HTTP GET method is used in Apex REST API to query the state of resources. Query criteria is often specified as path and/or query parameter in an URI. Apex REST API supports three types of query including query by unique resource key, exact parameter match and non-exact parameter match. Here are some examples to explain these types in details.
  1. Query by Unique Resource Key
    2. GET /accounts/100100100
- Interpreted as "Query the account 100100100 where 100100100 is the account's entity number"
  2. Query by Exact Parameter Match
    3. GET /accounts?name=prod
- Interpreted as "Query the account whose name is prod"

GET /accounts?size=36
- Interpreted as "Query all accounts with a page size of 36."
    All search parameters in exact match are case in-sensitive.
  3. Query by Non-Exact Parameter Match
    4. Besides the exact parameter match, Apex REST API also supports queries in the format of "alike". These non-exact match conditions are in the format of key value pairs. The alike type is interpreted similar to the LIKE operator in SQL. All parameters in non-exact match are case in-sensitive. 
    GET /companies?alike=name&name=Apex
- Interpreted as "Query companies whose name includes the word Apex"
- As a result company like "Apex Supplychain", "Mason Apex" and "East Apex Mason" all meet the query criteria.

Requests and Responses


HTTP Requests

Apex REST API supports HTTPS only. Most of the parameters and data accompanying your requests will be contained in the body of the HTTP request. Apex REST API accepts JSON in the HTTP request body. No other data format (e.g., XML) is supported.

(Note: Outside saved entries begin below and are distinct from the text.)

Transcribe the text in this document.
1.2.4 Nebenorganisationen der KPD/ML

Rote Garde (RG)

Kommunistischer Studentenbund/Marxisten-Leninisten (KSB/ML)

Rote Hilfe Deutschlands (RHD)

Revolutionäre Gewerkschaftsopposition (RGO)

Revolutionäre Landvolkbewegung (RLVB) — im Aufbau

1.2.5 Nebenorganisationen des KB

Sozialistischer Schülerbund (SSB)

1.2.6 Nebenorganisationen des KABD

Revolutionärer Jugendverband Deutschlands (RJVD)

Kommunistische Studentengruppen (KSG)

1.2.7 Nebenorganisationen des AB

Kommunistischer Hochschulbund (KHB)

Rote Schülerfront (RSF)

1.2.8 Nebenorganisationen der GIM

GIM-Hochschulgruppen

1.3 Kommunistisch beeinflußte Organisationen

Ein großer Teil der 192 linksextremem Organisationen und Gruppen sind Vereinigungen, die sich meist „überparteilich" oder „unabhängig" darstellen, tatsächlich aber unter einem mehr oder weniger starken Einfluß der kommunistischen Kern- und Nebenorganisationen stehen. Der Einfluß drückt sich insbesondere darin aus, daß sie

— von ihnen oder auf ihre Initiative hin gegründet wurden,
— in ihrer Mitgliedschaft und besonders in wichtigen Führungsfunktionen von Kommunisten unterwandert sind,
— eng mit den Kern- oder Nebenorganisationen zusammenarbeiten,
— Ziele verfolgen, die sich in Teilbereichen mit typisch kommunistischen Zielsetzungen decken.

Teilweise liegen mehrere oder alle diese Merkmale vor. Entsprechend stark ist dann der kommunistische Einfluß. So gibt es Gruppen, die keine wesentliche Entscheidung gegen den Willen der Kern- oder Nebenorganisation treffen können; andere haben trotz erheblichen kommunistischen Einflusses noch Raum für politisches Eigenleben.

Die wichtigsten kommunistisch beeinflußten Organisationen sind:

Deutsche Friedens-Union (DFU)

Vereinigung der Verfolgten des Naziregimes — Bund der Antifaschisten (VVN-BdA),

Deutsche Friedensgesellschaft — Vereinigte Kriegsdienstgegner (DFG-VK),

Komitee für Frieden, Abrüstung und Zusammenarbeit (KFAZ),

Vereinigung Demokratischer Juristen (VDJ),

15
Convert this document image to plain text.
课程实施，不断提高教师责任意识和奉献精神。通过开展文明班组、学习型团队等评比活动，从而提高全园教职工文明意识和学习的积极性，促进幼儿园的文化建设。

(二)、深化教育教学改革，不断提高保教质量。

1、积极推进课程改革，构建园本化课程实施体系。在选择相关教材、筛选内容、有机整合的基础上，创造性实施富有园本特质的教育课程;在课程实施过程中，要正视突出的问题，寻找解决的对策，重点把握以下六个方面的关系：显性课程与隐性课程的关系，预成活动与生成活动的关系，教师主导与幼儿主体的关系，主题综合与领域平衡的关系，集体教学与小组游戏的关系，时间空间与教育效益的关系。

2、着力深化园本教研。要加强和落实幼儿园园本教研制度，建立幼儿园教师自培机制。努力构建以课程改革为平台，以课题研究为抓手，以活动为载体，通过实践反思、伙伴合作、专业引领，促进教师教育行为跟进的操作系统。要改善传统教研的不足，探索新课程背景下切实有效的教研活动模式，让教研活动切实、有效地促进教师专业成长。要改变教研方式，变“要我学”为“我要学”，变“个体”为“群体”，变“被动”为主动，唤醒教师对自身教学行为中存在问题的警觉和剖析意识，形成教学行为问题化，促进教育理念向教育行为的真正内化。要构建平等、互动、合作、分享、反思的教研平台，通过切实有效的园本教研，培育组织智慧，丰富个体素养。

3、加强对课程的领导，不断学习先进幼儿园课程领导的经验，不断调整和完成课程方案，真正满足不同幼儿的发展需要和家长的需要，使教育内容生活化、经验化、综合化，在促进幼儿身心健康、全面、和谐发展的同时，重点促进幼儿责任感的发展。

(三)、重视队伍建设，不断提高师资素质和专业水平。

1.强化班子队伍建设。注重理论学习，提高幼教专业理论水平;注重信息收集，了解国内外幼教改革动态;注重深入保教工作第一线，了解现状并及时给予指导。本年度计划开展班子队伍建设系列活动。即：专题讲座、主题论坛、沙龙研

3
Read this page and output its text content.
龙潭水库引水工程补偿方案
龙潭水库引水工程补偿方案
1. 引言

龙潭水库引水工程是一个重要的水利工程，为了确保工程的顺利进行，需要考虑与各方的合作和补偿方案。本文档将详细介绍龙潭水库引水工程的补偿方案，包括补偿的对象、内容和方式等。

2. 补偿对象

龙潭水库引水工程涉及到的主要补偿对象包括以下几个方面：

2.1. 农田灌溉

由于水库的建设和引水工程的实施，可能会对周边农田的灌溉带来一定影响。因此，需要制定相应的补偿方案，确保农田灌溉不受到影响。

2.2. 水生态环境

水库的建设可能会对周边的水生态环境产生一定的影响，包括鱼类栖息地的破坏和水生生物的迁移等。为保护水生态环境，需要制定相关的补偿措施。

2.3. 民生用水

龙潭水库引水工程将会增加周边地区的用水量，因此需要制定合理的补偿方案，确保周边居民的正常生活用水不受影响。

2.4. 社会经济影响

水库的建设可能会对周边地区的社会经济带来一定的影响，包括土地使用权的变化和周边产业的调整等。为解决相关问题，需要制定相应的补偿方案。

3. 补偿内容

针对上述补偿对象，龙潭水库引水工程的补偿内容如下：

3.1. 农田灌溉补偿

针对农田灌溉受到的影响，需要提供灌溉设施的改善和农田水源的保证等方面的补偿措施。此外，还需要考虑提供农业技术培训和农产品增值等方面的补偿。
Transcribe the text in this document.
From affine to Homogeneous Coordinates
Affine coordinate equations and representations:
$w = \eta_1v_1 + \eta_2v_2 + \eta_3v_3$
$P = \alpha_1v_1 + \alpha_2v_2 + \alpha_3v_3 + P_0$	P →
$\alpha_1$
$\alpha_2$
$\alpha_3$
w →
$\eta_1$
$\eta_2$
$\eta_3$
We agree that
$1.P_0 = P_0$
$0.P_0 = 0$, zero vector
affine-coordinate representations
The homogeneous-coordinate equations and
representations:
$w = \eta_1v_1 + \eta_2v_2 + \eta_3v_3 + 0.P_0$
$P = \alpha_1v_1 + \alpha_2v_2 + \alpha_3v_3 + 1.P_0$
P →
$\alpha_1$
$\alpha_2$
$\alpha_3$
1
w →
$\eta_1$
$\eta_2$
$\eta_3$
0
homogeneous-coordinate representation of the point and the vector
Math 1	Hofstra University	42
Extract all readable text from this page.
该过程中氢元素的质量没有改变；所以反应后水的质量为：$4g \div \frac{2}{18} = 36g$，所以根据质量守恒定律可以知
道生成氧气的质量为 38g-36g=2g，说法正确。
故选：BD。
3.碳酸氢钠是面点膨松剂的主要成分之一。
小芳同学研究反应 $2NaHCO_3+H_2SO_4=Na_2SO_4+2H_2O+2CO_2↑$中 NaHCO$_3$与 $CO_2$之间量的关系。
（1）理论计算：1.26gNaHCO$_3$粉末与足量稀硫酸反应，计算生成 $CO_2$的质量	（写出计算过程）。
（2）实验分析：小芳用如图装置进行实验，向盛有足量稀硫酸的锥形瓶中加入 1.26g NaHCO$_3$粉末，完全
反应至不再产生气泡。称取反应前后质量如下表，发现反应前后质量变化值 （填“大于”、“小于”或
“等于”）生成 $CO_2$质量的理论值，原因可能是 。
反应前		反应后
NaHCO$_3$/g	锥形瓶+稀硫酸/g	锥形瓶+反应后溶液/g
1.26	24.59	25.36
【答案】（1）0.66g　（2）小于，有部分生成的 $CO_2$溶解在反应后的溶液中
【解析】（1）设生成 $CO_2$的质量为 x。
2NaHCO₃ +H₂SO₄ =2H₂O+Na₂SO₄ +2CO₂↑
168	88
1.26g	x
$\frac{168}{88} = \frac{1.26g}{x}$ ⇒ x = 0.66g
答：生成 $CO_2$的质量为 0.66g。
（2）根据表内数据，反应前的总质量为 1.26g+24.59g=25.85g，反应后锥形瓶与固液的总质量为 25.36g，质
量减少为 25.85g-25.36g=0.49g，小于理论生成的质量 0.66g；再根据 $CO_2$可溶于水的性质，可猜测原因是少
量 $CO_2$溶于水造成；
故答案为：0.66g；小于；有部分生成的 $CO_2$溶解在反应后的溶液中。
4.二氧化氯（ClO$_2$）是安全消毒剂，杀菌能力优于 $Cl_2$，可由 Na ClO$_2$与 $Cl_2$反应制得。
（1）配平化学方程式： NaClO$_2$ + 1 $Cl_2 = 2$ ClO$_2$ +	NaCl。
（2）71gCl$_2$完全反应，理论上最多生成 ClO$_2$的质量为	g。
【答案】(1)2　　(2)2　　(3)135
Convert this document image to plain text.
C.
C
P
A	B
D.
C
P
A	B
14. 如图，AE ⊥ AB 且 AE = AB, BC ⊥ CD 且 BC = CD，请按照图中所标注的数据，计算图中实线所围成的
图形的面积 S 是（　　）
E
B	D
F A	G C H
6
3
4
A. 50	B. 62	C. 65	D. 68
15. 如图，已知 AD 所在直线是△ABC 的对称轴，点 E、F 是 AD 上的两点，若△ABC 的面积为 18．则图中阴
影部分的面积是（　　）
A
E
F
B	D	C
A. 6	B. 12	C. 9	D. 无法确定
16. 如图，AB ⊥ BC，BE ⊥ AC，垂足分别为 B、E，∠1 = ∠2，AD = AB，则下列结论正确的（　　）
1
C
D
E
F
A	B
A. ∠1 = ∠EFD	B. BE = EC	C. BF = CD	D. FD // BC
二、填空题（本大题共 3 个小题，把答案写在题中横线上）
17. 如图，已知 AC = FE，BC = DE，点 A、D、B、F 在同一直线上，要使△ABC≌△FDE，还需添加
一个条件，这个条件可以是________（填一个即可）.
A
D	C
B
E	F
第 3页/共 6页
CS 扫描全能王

In the request body, the APIs attempt to convert supplied data to the correct type if possible. This includes conversion between strings and numbers so for Boolean values true is equivalent to a non zero number and false is equivalent to 0.

HTTP Responses

The HTTP response includes:

  • an HTTP status in the 200 range for successful HTTP transactions, or else an HTTP error status
  • a response body that contains data in JSON format:
    • your requested data if successful.
    • an error code and message if there is an application error Responses and error codes are detailed on the Responses and errors page.